Les géants du secteur bancaire japonais s'unissent pour le lancement du Yen Stablecoin

Trois des plus grandes banques japonaises ont annoncé qu'elles émettraient conjointement un stablecoin au cours de cet exercice, qui se termine en mars. Mitsubishi UFJ Financial Group (MUFG), Sumitomo ⁠Mitsui Financial Group (SMBC) et Mizuho Financial Group créeront un conseil pour explorer les cadres opérationnels et préparer l'émission de pièces stables, selon un communiqué publié sur le site Web de MUFG.

Les trois banques agiront en tant que « constituants conjoints et une banque fiduciaire ou une institution similaire agira en tant que fiduciaire », indique le communiqué. L'Agence japonaise des services financiers (FSA) a signalé son soutien au développement d'un stablecoin par les trois banques en novembre dernier. Plus récemment, le Parti libéral-démocrate (LDP) au pouvoir a déclaré que l'État devrait promouvoir l'utilisation de pièces stables basées sur le yen.
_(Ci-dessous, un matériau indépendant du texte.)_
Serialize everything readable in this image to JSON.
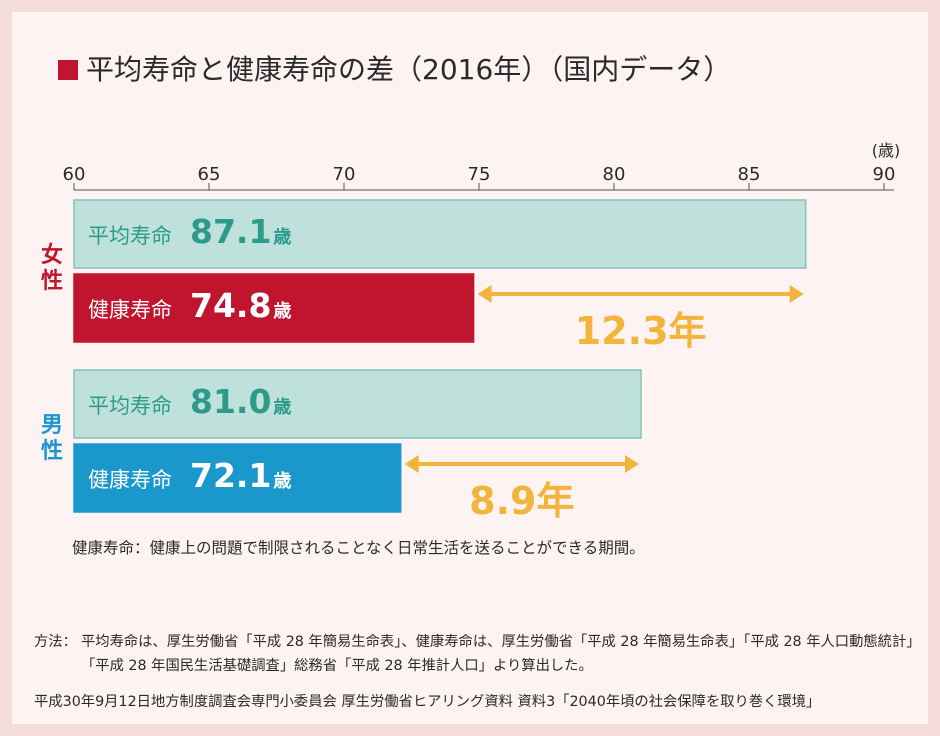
{
  "header": {
    "title": "平均寿命と健康寿命の差（2016年）（国内データ）"
  },
  "chart_data": {
    "type": "bar",
    "orientation": "horizontal",
    "unit_label": "(歳)",
    "xlim": [
      60,
      90
    ],
    "ticks": [
      "60",
      "65",
      "70",
      "75",
      "80",
      "85",
      "90"
    ],
    "groups": [
      {
        "name": "女性",
        "color": "#c0142f",
        "bars": [
          {
            "label": "平均寿命",
            "value": 87.1,
            "value_text": "87.1",
            "unit": "歳",
            "fill": "#bfe1db",
            "stroke": "#84c2b6",
            "text_color": "#2e9a8a"
          },
          {
            "label": "健康寿命",
            "value": 74.8,
            "value_text": "74.8",
            "unit": "歳",
            "fill": "#c0142f",
            "stroke": "#c0142f",
            "text_color": "#ffffff"
          }
        ],
        "gap": 12.3,
        "gap_text": "12.3年"
      },
      {
        "name": "男性",
        "color": "#1a98cc",
        "bars": [
          {
            "label": "平均寿命",
            "value": 81.0,
            "value_text": "81.0",
            "unit": "歳",
            "fill": "#bfe1db",
            "stroke": "#84c2b6",
            "text_color": "#2e9a8a"
          },
          {
            "label": "健康寿命",
            "value": 72.1,
            "value_text": "72.1",
            "unit": "歳",
            "fill": "#1a98cc",
            "stroke": "#1a98cc",
            "text_color": "#ffffff"
          }
        ],
        "gap": 8.9,
        "gap_text": "8.9年"
      }
    ],
    "arrow_color": "#f2b43a"
  },
  "note": "健康寿命：健康上の問題で制限されることなく日常生活を送ることができる期間。",
  "method": {
    "label": "方法：",
    "text": "平均寿命は、厚生労働省「平成 28 年簡易生命表」、健康寿命は、厚生労働省「平成 28 年簡易生命表」「平成 28 年人口動態統計」「平成 28 年国民生活基礎調査」総務省「平成 28 年推計人口」より算出した。"
  },
  "source": "平成30年9月12日地方制度調査会専門小委員会 厚生労働省ヒアリング資料 資料3「2040年頃の社会保障を取り巻く環境」"
}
Les jetons liés au yen représentent une part négligeable du marché, représentant moins de 50 millions de dollars dans un secteur de 311 milliards de dollars. Le plus important est le JPYC, avec une capitalisation boursière d'environ 18 millions de dollars, émis par une fintech du même nom basée à Tokyo.

Le NYSD fait pression pour des réglementations strictes

Le Département des services financiers de l'État de New York a publié le 9 juin une proposition de réglementation pour les émetteurs de stablecoins de paiement autorisés, a rapporté The Block le 10 juin. La proposition transformerait les directives sur les stablecoins publiées en 2022 en une réglementation formelle et intégrerait la loi GENIUS et le suivi de la réglementation fédérale.

Le changement le plus important concerne la garde des avoirs de réserve. Les émetteurs de Stablecoin seraient tenus de détenir des réserves auprès de plusieurs dépositaires. La proposition introduit également de nouvelles mesures liées au rachat afin d'éviter une concentration excessive des réserves chez un seul dépositaire.

Les obligations en matière de gestion des risques seraient également renforcées. Les émetteurs devraient établir des cadres couvrant la sécurité, les contrôles et audits internes, les délits d'initiés et la surveillance des prestataires de services externes.

Un système de double autorisation s'appliquerait à la gestion des réserves. Chaque mois, le chef de la direction et le chef des finances d'un émetteur devraient certifier l'exactitude des rapports sur la composition des réserves. Chaque année, les émetteurs auraient également besoin d'une attestation d'un cabinet comptable sur l'efficacité des contrôles internes.